The cellular populations present in dorsomedial cortex in the snakes Constrictor constrictor, Natrix sipendon and Thamnophis sirtalis are described at the light microscopic level using Nissl and Golgi preparations as well as at the ultrastructural level. This area plays a central role in cortical organization in snakes by participating in major commissural and association projections. Systematic analyses of Golgi preparations indicate that five populations of neurons are present in dorsomedial area and have a preferential laminar distribution. Layer 1 stellate cells have somata positioned in the center of the outermost cortical layer, layer 1. Their dendrites are confined to this layer. Double pyramidal cells have their somata loosely packed in layer 2. Their dendrites bear a moderate population of spines, ascending through layer 1 to the pial surface and descending partially through layer 3. Some double pyramidal cells have somata displaced downwards into the upper third of layer 3. These neurons closely resemble the layer 2 double pyramidal cells.
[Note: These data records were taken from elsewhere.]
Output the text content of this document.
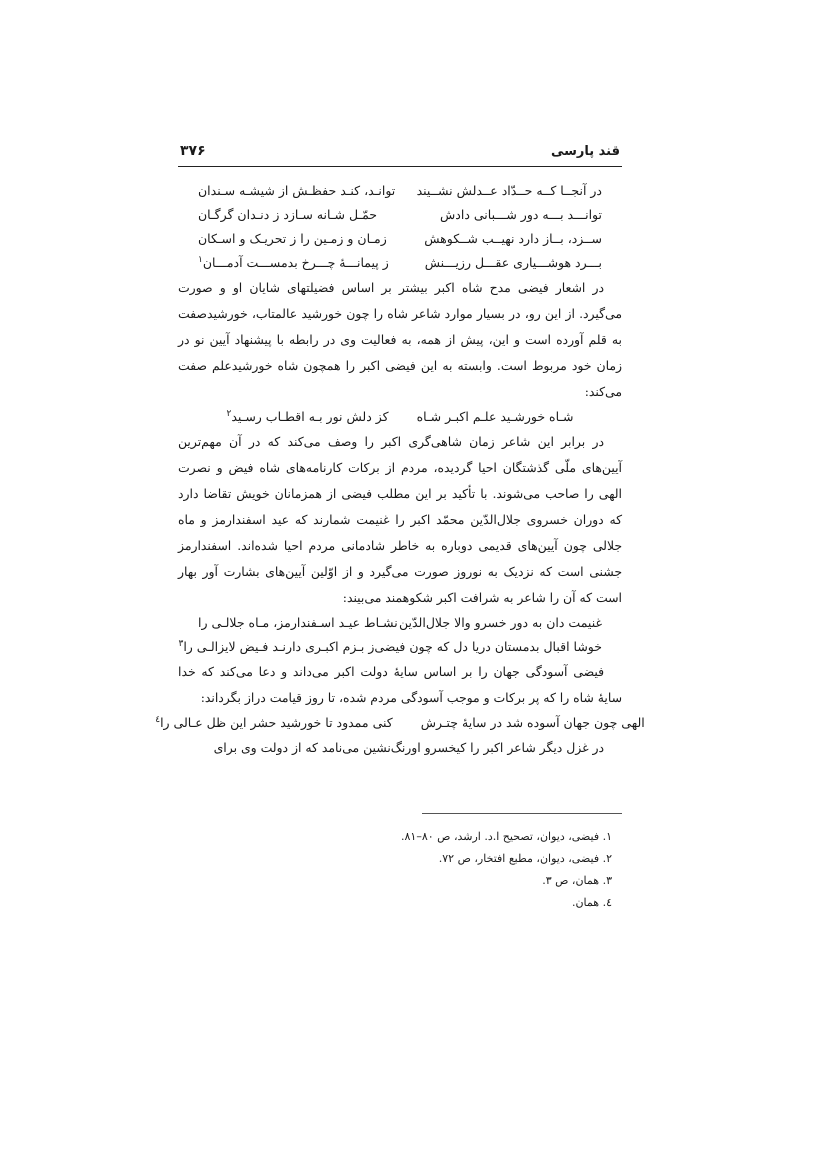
قند پارسی
۳۷۶
در آنجــا کــه حــدّاد عــدلش نشــیند
توانـد، کنـد حفظـش از شیشـه سـندان
توانـــد بـــه دور شـــبانی دادش
حمّـل شـانه سـازد ز دنـدان گرگـان
ســزد، بــاز دارد نهیــب شــکوهش
زمـان و زمـین را ز تحریـک و اسـکان
بـــرد هوشـــیاری عقـــل رزیـــنش
ز پیمانـــۀ چـــرخ بدمســـت آدمـــان$^۱$

در اشعار فیضی مدح شاه اکبر بیشتر بر اساس فضیلتهای شایان او و صورت می‌گیرد. از این رو، در بسیار موارد شاعر شاه را چون خورشید عالمتاب، خورشیدصفت به قلم آورده است و این، پیش از همه، به فعالیت وی در رابطه با پیشنهاد آیین نو در زمان خود مربوط است. وابسته به این فیضی اکبر را همچون شاه خورشیدعلم صفت می‌کند:

شـاه خورشـید علـم اکبـر شـاه
کز دلش نور بـه اقطـاب رسـید$^۲$

در برابر این شاعر زمان شاهی‌گری اکبر را وصف می‌کند که در آن مهم‌ترین آیین‌های ملّی گذشتگان احیا گردیده، مردم از برکات کارنامه‌های شاه فیض و نصرت الهی را صاحب می‌شوند. با تأکید بر این مطلب فیضی از همزمانان خویش تقاضا دارد که دوران خسروی جلال‌الدّین محمّد اکبر را غنیمت شمارند که عید اسفندارمز و ماه جلالی چون آیین‌های قدیمی دوباره به خاطر شادمانی مردم احیا شده‌اند. اسفندارمز جشنی است که نزدیک به نوروز صورت می‌گیرد و از اوّلین آیین‌های بشارت آور بهار است که آن را شاعر به شرافت اکبر شکوهمند می‌بیند:

غنیمت دان به دور خسرو والا جلال‌الدّین
نشـاط عیـد اسـفندارمز، مـاه جلالـی را
خوشا اقبال بدمستان دریا دل که چون فیضی
ز بـزم اکبـری دارنـد فـیض لایزالـی را$^۳$

فیضی آسودگی جهان را بر اساس سایۀ دولت اکبر می‌داند و دعا می‌کند که خدا سایۀ شاه را که پر برکات و موجب آسودگی مردم شده، تا روز قیامت دراز بگرداند:

الهی چون جهان آسوده شد در سایۀ چتـرش
کنی ممدود تا خورشید حشر این ظل عـالی را$^٤$

در غزل دیگر شاعر اکبر را کیخسرو اورنگ‌نشین می‌نامد که از دولت وی برای

۱. فیضی، دیوان، تصحیح ا.د. ارشد، ص ۸۰–۸۱.
۲. فیضی، دیوان، مطبع افتخار، ص ۷۲.
۳. همان، ص ۳.
٤. همان.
Layer 3 stellate cells have somata positioned in the middle third of layer 3. Their dendrites extend in all directions throughout layer 3 and through layer 2 into layer 1. Finally, horizontal cells have their somata positioned deep in layer 3, near the ventricle, and dendrites aligned concentric with the ventricle. Comparison of the organization of the known afferents to dorsomedial area with the distribution of the five cell types suggests that the laminations of both afferent fibres and dorsomedial neurons places specific neuronal populations in synaptic contact with specific sets of afferents.